しかも、一生を川で過ごす。海を知らない魚だ。
だから、漢字で書くと、山の女となる。」
「へぇ〜・・・。でも、美味しそう。食べても良い?」
「ああ、もちろんだ。なんだったら、両手で持ってかぶり付いたら良い。」
祖父は、自分が作った料理に孫の哲司が興味を抱いてくれたことが何とも嬉しいようで、これ以上は崩せないと思うほどの笑顔を見せる。
「手を使っても良いの?」
「ああ、そうしろ。ここじゃあ、それで良い。」
祖父は、そう言って、いずれは必要になるだろうと思ったのか、濡れた手布巾のようなものをそっと哲司の傍に出してくれる。

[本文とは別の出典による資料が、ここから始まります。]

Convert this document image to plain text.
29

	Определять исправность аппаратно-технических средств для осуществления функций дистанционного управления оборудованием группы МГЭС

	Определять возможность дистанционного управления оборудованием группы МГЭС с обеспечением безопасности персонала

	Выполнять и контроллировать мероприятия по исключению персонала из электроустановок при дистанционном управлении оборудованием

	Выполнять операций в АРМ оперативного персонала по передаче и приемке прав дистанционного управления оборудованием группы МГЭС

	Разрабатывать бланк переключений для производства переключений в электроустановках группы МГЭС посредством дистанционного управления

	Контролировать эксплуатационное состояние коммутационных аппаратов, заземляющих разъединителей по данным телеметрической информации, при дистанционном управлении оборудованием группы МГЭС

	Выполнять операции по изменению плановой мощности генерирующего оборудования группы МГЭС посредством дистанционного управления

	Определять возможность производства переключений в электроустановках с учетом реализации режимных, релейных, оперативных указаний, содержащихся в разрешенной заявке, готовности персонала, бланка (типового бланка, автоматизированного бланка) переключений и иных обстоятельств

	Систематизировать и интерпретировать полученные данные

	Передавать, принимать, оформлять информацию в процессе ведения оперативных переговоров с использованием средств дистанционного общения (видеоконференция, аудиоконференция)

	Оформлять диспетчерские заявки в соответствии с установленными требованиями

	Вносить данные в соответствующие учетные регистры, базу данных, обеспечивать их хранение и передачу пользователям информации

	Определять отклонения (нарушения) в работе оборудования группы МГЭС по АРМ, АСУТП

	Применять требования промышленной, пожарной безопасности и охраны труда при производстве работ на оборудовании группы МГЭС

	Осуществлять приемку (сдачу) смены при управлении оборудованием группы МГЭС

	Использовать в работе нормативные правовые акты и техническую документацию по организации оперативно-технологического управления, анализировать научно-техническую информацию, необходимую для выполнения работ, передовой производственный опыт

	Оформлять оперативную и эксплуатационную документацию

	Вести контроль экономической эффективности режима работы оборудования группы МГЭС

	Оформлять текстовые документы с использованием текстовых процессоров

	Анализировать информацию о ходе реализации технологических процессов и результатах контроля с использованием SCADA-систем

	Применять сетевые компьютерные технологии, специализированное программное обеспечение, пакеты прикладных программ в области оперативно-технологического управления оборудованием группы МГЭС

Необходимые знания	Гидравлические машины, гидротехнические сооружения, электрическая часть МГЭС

哲司は嬉しくなって、持っていた箸を一旦は置いて、両手で山女の頭と尻尾を持つ。
見た目よりもずっしりとした重さがあった。
身がしっかりと付いているという感じだ。
全長は25センチほどといったところだろうか・・・。
哲司は、両手で持った魚を改めて見る。
こいつが川の中をスイスイと泳いでいる姿は想像するしかないが、こうして手に持ってみると、今にもこのまま泳ぎだしそうな気がする。
「立派なもんだろ? これで4年物だ。つ、つまりは4歳ってことだ。」
祖父がそう説明をしてくれる。
「4歳なの?」
哲司は、この魚はまだまだ大きくなる筈だったんだと思う。